Papaline 0.3 introduced a new model "fork-join" for task execution. It allows you to split a task into smaller units, and execute them in parallel.
Before that, a task is processed as a single unit from the first stage to the second, the third and the last. Within a stage, all computing is done in a single thread.
This model has limitation that you are required to execute any of your stage in serial. If your task has a few split-able units, it's always better to run them in parallel. Here we have (fork)
command for the situation.
For example, you are using the fanout-on-write model to build an activity stream. Once a user posted a new status, you need to find all followers(stage 1) of that user and append the status to their timeline(stage 2).

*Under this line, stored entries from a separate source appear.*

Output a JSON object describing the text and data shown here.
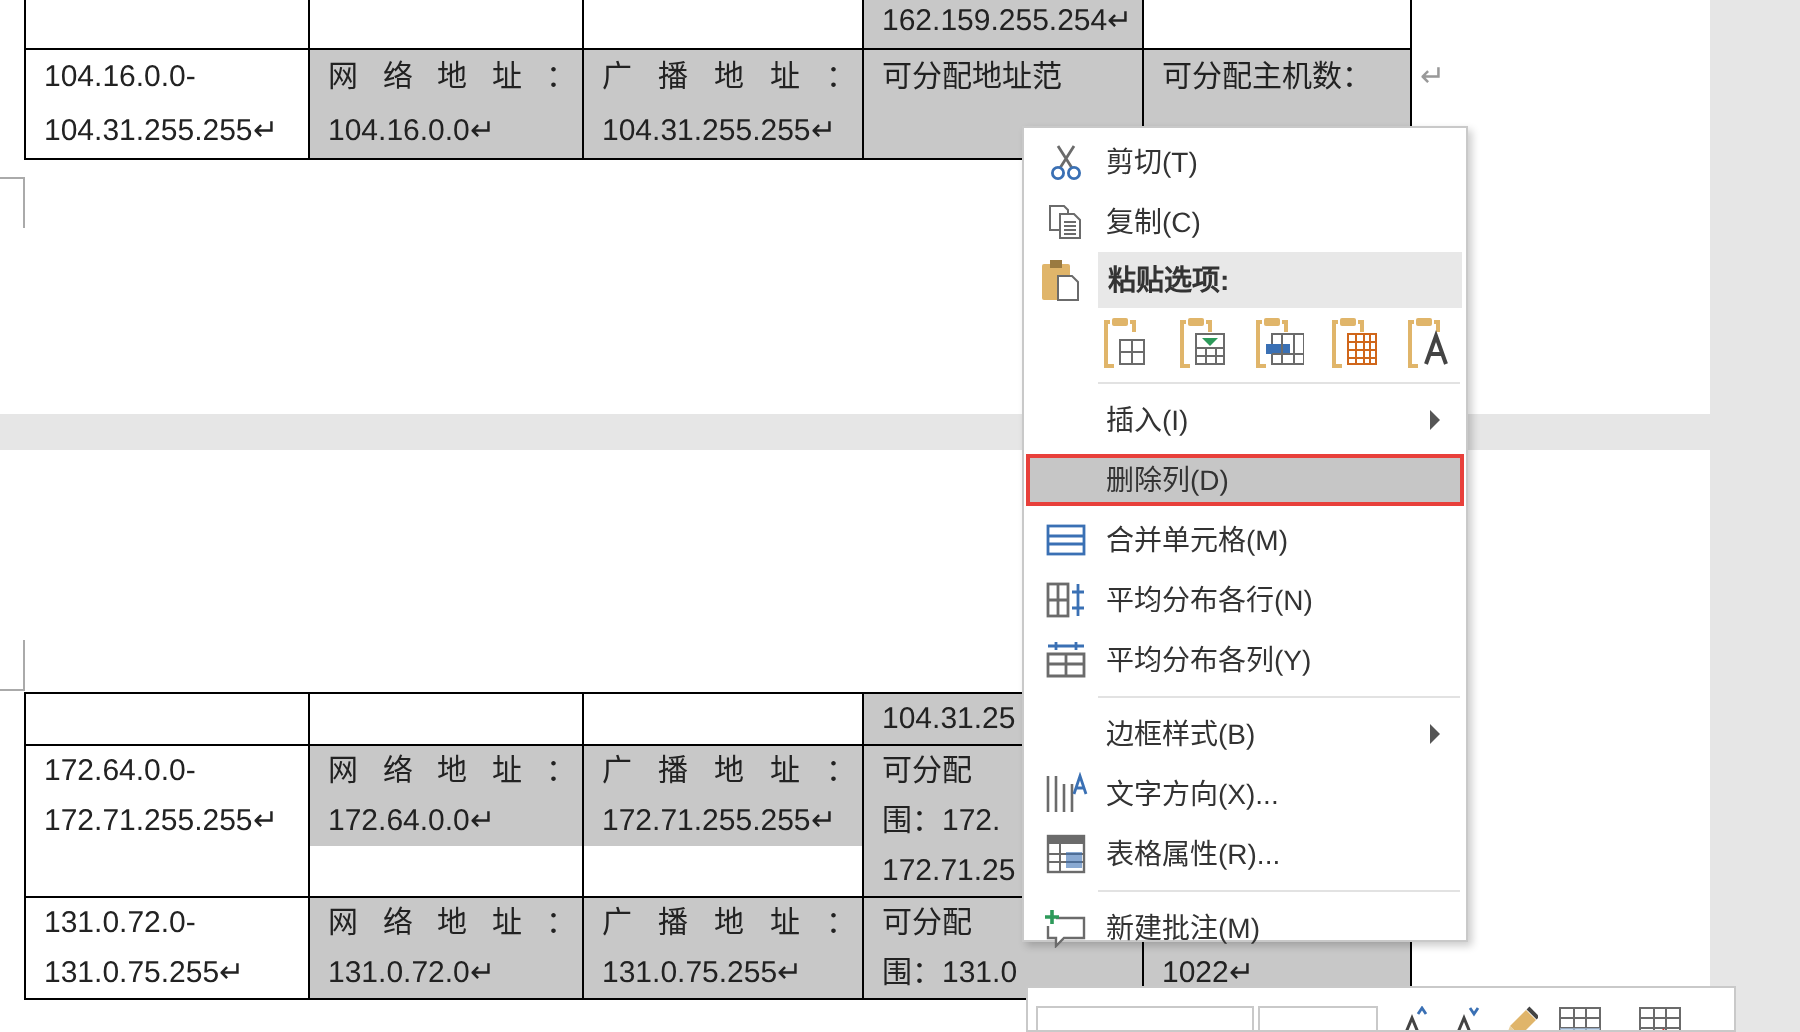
{
  "pages": [
    {
      "table": {
        "rows": [
          {
            "cells": [
              {
                "kind": "empty"
              },
              {
                "kind": "empty"
              },
              {
                "kind": "empty"
              },
              {
                "kind": "text",
                "text": "162.159.255.254↵",
                "shaded": true
              },
              {
                "kind": "empty"
              }
            ]
          },
          {
            "cells": [
              {
                "kind": "text",
                "text": "104.16.0.0-104.31.255.255↵",
                "shaded": false
              },
              {
                "kind": "text",
                "text": "网络地址：104.16.0.0↵",
                "shaded": true
              },
              {
                "kind": "text",
                "text": "广播地址：104.31.255.255↵",
                "shaded": true
              },
              {
                "kind": "partial",
                "lines": [
                  "可分配地址范"
                ],
                "shaded": true
              },
              {
                "kind": "partial",
                "lines": [
                  "可分配主机数："
                ],
                "shaded": true
              }
            ],
            "end_mark": "↵"
          }
        ]
      }
    },
    {
      "table": {
        "rows": [
          {
            "cells": [
              {
                "kind": "empty"
              },
              {
                "kind": "empty"
              },
              {
                "kind": "empty"
              },
              {
                "kind": "partial",
                "lines": [
                  "104.31.25"
                ],
                "shaded": true
              },
              {
                "kind": "empty"
              }
            ]
          },
          {
            "cells": [
              {
                "kind": "text",
                "text": "172.64.0.0-172.71.255.255↵",
                "shaded": false
              },
              {
                "kind": "text",
                "text": "网络地址：172.64.0.0↵",
                "shaded": true
              },
              {
                "kind": "text",
                "text": "广播地址：172.71.255.255↵",
                "shaded": true
              },
              {
                "kind": "partial",
                "lines": [
                  "可分配",
                  "围：172.",
                  "172.71.25"
                ],
                "shaded": true
              },
              {
                "kind": "empty"
              }
            ]
          },
          {
            "cells": [
              {
                "kind": "text",
                "text": "131.0.72.0-131.0.75.255↵",
                "shaded": false
              },
              {
                "kind": "text",
                "text": "网络地址：131.0.72.0↵",
                "shaded": true
              },
              {
                "kind": "text",
                "text": "广播地址：131.0.75.255↵",
                "shaded": true
              },
              {
                "kind": "partial",
                "lines": [
                  "可分配",
                  "围：131.0"
                ],
                "shaded": true
              },
              {
                "kind": "partial",
                "lines": [
                  "1022↵"
                ],
                "shaded": true,
                "first_line_covered": true
              }
            ]
          }
        ]
      }
    }
  ],
  "context_menu": {
    "items": [
      {
        "kind": "command",
        "label": "剪切(T)",
        "highlighted": false,
        "submenu": false
      },
      {
        "kind": "command",
        "label": "复制(C)",
        "highlighted": false,
        "submenu": false
      },
      {
        "kind": "header",
        "label": "粘贴选项:"
      },
      {
        "kind": "paste_options"
      },
      {
        "kind": "separator"
      },
      {
        "kind": "command",
        "label": "插入(I)",
        "highlighted": false,
        "submenu": true
      },
      {
        "kind": "command",
        "label": "删除列(D)",
        "highlighted": true,
        "submenu": false
      },
      {
        "kind": "command",
        "label": "合并单元格(M)",
        "highlighted": false,
        "submenu": false
      },
      {
        "kind": "command",
        "label": "平均分布各行(N)",
        "highlighted": false,
        "submenu": false
      },
      {
        "kind": "command",
        "label": "平均分布各列(Y)",
        "highlighted": false,
        "submenu": false
      },
      {
        "kind": "separator"
      },
      {
        "kind": "command",
        "label": "边框样式(B)",
        "highlighted": false,
        "submenu": true
      },
      {
        "kind": "command",
        "label": "文字方向(X)...",
        "highlighted": false,
        "submenu": false
      },
      {
        "kind": "command",
        "label": "表格属性(R)...",
        "highlighted": false,
        "submenu": false
      },
      {
        "kind": "separator"
      },
      {
        "kind": "command",
        "label": "新建批注(M)",
        "highlighted": false,
        "submenu": false
      }
    ]
  }
}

In previous version of papaline, these two stages are:
(defn find-followers [id msg]
(let [followers (query-db-for-followers id)]
[followers msg]))
(defn fanout-to-user-timeline [user-ids msg]
(doseq [user-id user-ids]
(write-redis-list user-id msg)))
In the second task, the msg is appended to user's timeline one by one.
Using (fork)
, the fanout-to-user-timeline
can be executed in parallel.
(defn find-followers [id msg]
(let [followers (query-db-for-followers id)]
(fork (map #(vector % msg) followers))))
(defn fanout-to-user-timeline [user-ids msg]

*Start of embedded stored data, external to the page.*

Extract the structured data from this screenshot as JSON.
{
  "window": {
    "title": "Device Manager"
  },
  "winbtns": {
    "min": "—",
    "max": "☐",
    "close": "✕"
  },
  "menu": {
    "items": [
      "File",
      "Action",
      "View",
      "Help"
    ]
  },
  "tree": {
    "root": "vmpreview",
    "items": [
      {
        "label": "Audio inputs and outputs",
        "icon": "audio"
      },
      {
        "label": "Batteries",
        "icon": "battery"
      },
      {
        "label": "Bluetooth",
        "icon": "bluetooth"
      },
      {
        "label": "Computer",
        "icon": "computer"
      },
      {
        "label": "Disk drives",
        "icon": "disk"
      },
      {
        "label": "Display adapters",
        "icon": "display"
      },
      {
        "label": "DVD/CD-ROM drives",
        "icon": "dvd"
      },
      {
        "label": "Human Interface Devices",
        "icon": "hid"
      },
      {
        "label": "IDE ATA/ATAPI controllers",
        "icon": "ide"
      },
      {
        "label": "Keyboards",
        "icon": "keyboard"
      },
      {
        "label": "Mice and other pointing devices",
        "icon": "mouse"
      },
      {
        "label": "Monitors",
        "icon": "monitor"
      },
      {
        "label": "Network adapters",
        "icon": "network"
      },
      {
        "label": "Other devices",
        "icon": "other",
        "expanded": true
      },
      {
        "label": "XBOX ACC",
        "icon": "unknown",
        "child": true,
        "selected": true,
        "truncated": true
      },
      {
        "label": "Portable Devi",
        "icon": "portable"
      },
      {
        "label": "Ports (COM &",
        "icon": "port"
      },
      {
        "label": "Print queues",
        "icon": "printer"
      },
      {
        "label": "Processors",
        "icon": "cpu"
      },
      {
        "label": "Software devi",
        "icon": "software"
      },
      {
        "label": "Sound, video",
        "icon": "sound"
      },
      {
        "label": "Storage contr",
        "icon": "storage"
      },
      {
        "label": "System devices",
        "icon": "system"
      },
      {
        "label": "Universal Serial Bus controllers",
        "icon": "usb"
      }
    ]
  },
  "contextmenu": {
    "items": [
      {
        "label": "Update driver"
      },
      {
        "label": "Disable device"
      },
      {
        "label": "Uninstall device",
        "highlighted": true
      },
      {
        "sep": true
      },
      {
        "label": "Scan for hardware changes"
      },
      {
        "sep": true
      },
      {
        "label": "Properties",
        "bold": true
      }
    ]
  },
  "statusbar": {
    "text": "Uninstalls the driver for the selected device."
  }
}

(write-redis-list user-id msg))
After the find-followers
function, the result will be splitted into (count followers)
parts and sent into input channel of stage 2. So the tasks execution will be like:
To collect the results of all forked sub-tasks, you can use (join)
. If the return value is wrapped with join, it won't trigger next stage immediately but to wait all forked tasks to finish.
So with (fork)
and (join)
, it's very flexible to change execution model in Papaline. Internally, I use clojure's metadata to add flags for the return value, without ruining the non-invasive design of Papaline.